Aconitic acid recovery from sugar-cane stillage: From the modeling of the anion-exchange step to the conception of a novel combined process

• Published in: Separation science and technology Vol. 56; no. 10; pp. 1752 - 1768
• Main Authors: Wu-Tiu-Yen, Jenny, Lameloise, Marie-Laure, Petit, Arnaud, Lewandowski, Richard, Broyart, Bertrand, Fargues, Claire
• Format: Journal Article
• Language: English
• Published: Abingdon Taylor & Francis 03.07.2021; Taylor & Francis Ltd
• Subjects: Acids; Aconitic acid; Anion exchanging; Anions; Chemical engineering; Chemical Sciences; Coefficients; Conservation equations; Demineralization; Demineralizing; Electrodialysis; Exchange capacity; Ion exchange; low-pressure chromatography; Minerals; pH effects; Resins; Saccharides; Selectivity; Separation; Solutes; Stillage; Sugarcane; Sugarcane stillage; Water purification; sugarcane stillage; low-pressure chromatography; electrodialysis; ion-exchange; aconitic acid
• ISSN: 0149-6395; 1520-5754
• DOI: 10.1080/01496395.2020.1795677

Sugarcane stillage is rich in tri-carboxylic aconitic acid.

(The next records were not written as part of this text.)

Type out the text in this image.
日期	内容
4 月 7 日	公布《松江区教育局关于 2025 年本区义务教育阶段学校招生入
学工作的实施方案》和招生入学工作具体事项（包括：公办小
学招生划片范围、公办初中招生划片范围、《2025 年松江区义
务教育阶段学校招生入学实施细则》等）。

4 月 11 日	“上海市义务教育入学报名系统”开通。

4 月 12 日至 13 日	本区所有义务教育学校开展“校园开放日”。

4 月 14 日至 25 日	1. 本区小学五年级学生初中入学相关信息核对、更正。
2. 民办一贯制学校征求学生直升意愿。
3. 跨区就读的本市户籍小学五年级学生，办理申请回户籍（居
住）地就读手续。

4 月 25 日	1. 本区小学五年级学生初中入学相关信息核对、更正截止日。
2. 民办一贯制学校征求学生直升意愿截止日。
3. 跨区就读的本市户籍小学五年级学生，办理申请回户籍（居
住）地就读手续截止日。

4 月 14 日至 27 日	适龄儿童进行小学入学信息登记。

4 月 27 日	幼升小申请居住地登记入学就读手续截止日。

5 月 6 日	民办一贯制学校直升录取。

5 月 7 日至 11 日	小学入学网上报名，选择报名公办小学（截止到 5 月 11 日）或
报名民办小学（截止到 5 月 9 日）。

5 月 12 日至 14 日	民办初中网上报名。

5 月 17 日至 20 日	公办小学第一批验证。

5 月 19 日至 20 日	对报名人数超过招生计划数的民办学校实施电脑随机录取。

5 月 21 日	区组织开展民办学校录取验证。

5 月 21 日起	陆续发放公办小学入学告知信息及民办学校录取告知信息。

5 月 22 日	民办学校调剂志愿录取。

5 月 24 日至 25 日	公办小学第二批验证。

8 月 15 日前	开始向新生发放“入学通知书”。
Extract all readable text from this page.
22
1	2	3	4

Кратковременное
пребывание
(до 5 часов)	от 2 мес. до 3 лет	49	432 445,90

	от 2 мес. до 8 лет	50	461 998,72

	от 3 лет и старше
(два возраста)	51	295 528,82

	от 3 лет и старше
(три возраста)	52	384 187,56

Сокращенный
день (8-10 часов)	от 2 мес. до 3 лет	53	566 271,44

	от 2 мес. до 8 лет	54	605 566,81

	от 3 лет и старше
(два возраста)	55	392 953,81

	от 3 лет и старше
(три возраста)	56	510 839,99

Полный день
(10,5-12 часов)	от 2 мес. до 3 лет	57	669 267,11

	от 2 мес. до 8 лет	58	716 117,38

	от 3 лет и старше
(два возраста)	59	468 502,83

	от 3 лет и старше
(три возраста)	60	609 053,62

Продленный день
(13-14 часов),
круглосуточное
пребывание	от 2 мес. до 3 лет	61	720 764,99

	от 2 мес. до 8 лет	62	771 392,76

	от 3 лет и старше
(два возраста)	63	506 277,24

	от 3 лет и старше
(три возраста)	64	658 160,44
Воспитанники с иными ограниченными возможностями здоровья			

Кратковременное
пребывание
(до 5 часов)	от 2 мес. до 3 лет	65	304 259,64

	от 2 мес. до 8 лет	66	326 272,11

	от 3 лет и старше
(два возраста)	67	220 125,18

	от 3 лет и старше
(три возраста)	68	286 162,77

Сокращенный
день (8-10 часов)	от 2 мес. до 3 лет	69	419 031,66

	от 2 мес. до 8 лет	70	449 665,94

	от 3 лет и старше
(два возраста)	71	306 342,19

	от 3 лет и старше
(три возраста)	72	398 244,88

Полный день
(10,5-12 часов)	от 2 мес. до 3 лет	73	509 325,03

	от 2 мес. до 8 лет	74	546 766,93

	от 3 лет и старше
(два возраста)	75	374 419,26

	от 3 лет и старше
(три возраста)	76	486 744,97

To study its purification through anion-exchange, selectivity coefficients between aconitate and the major competing minerals were determined on a weak-base resin for different pH. Simulation of solutes separation in the column, using mass conservation equations and equilibrium theory, confirmed that resin in sulfate form and pH = 4.5 led to the best separation performances, and showed that a preliminary chloride removal up to 0.5 g L −1 was the most profitable to increase the ionic exchange capacity for aconitic acid. Demineralization of a real stillage by conventional electrodialysis followed by the optimized ion-exchange step led to an aconitic acid-rich extract.